We're now ready to import our model class and train a RandomForestRegressor

In [61]:

import mlflow
from sklearn.model_selection import train_test_split
from sklearn.ensemble import RandomForestRegressor
from sklearn.metrics import mean_absolute_error, mean_squared_error, r2_score


# Use the fluent API to set the tracking uri and the active experiment
mlflow.set_tracking_uri("http://127.0.0.1:8080")

# Sets the current active experiment to the "Apple_Models" experiment and returns the Experiment metadata
apple_experiment = mlflow.set_experiment("Apple_Models")

# Define a run name for this iteration of training.
# If this is not set, a unique name will be auto-generated for your run.
run_name = "apples_rf_test"

# Define an artifact path that the model will be saved to.
artifact_path = "rf_apples"

In [62]:

# Split the data into features and target and drop irrelevant date field and target field
X = data.drop(columns=["date", "demand"])
y = data["demand"]

# 将数据分为训练集和测试集
X_train, X_val, y_train, y_val = train_test_split(X, y, test_size=0.2, random_state=42)

params = {
    "n_estimators": 100,
    "max_depth": 6,
    "min_samples_split": 10,
    "min_samples_leaf": 4,
    "bootstrap": True,
    "oob_score": False,
    "random_state": 888,
}

# Train the RandomForestRegressor
rf = RandomForestRegressor(**params)

# Fit the model on the training data
rf.fit(X_train, y_train)

# Predict on the validation set
y_pred = rf.predict(X_val)

# Calculate error metrics
mae = mean_absolute_error(y_val, y_pred)
mse = mean_squared_error(y_val, y_pred)
rmse = np.sqrt(mse)
r2 = r2_score(y_val, y_pred)

# Assemble the metrics we're going to write into a collection
metrics = {"mae": mae, "mse": mse, "rmse": rmse, "r2": r2}

# Initiate the MLflow run context
with mlflow.start_run(run_name=run_name) as run:
    # Log the parameters used for the model fit
    mlflow.log_params(params)

    # Log the error metrics that were calculated during validation
    mlflow.log_metrics(metrics)

    # Log an instance of the trained model for later use
    mlflow.sklearn.log_model(sk_model=rf, input_example=X_val, artifact_path=artifact_path)

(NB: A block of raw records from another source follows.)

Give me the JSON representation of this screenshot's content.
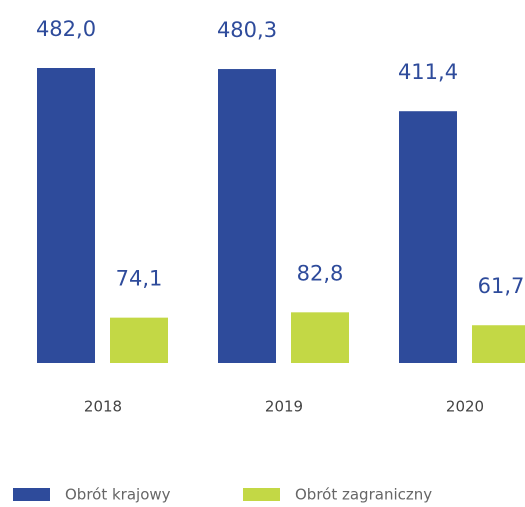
{
  "chart_data": {
    "type": "bar",
    "categories": [
      "2018",
      "2019",
      "2020"
    ],
    "series": [
      {
        "name": "Obrót krajowy",
        "color": "#2e4b9b",
        "values": [
          482.0,
          480.3,
          411.4
        ],
        "value_labels": [
          "482,0",
          "480,3",
          "411,4"
        ]
      },
      {
        "name": "Obrót zagraniczny",
        "color": "#c3d845",
        "values": [
          74.1,
          82.8,
          61.7
        ],
        "value_labels": [
          "74,1",
          "82,8",
          "61,7"
        ]
      }
    ],
    "legend": "bottom"
  }
}
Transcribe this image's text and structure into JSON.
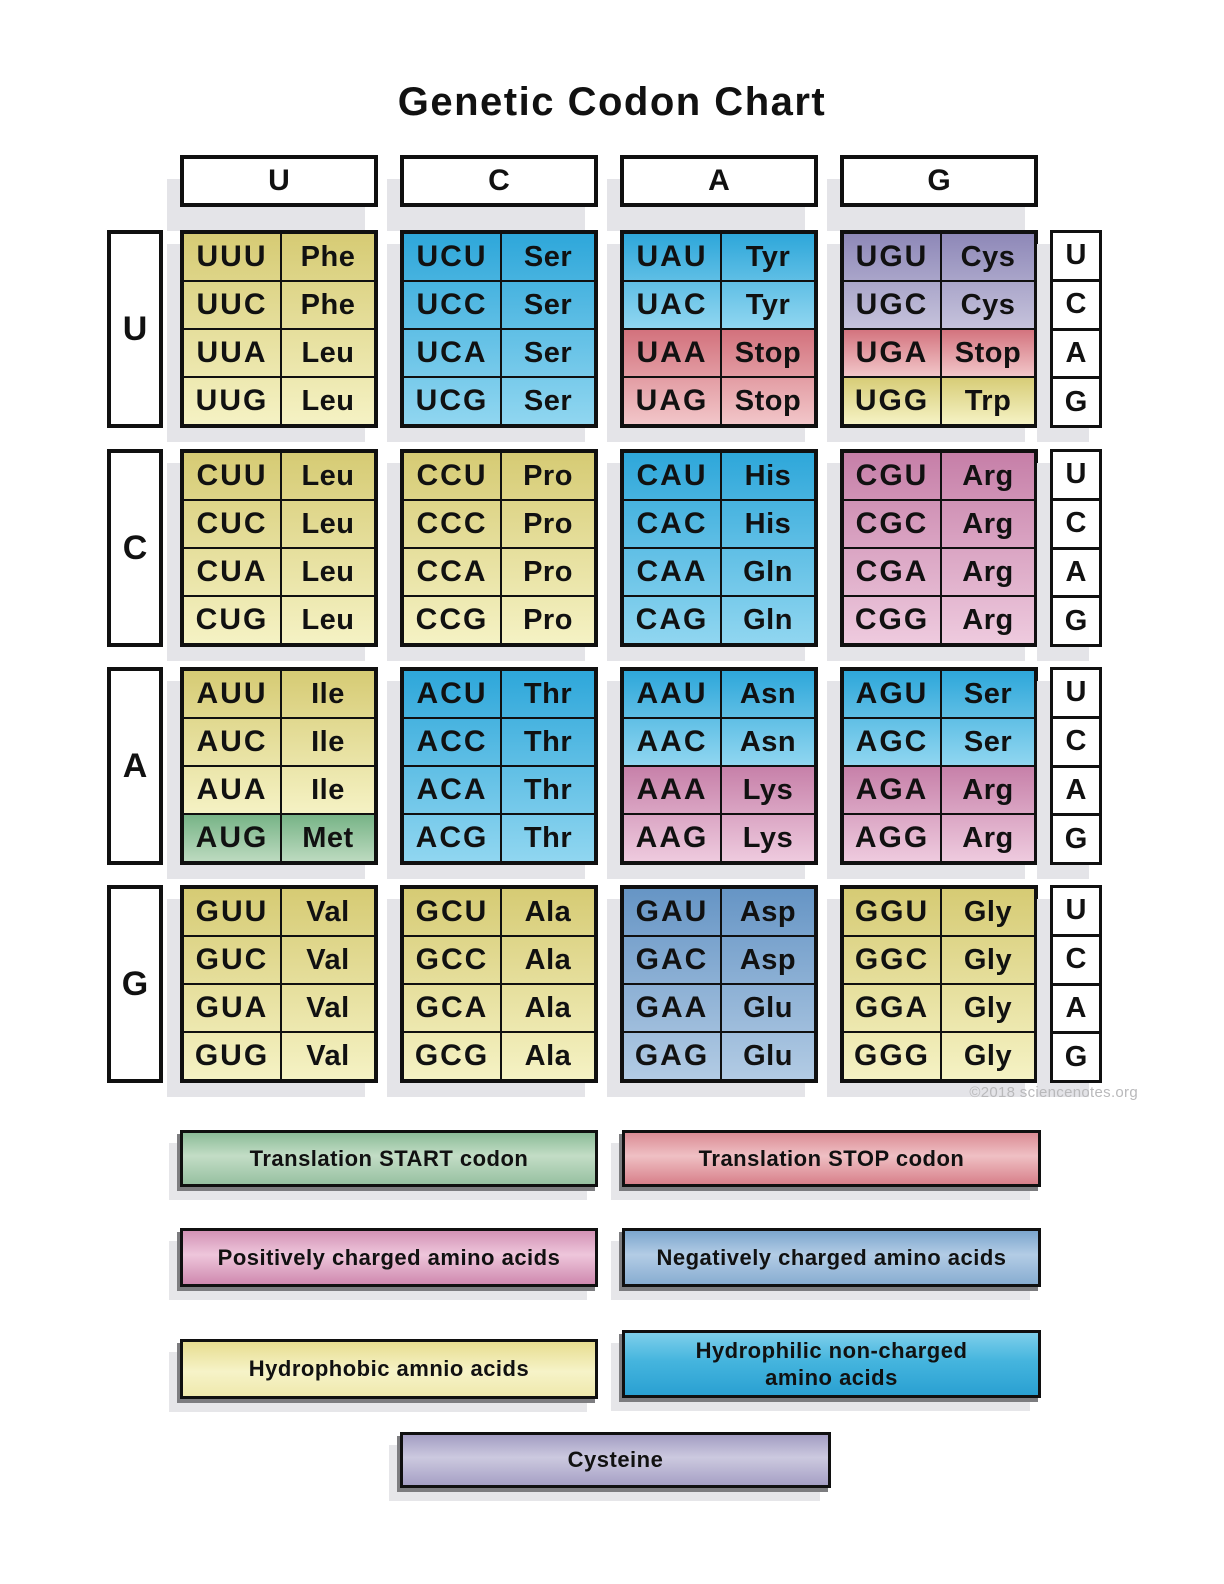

/home/deck/miniconda3/envs/mlflow/lib/python3.10/site-packages/mlflow/models/signature.py:358: UserWarning: Hint: Inferred schema contains integer column(s). Integer columns in Python cannot represent missing values. If your input data contains missing values at inference time, it will be encoded as floats and will cause a schema enforcement error. The best way to avoid this problem is to infer the model schema based on a realistic data sample (training dataset) that includes missing values. Alternatively, you can declare integer columns as doubles (float64) whenever these columns may have missing values. See `Handling Integers With Missing Values <https://www.mlflow.org/docs/latest/models.html#handling-integers-with-missing-values>`_ for more details.
  input_schema = _infer_schema(input_example)

Success!¶

You've just logged your first MLflow model!

Navigate to the MLflow UI to see the run that was just created (named "apples_rf_test", logged to the Experiment "Apple_Models").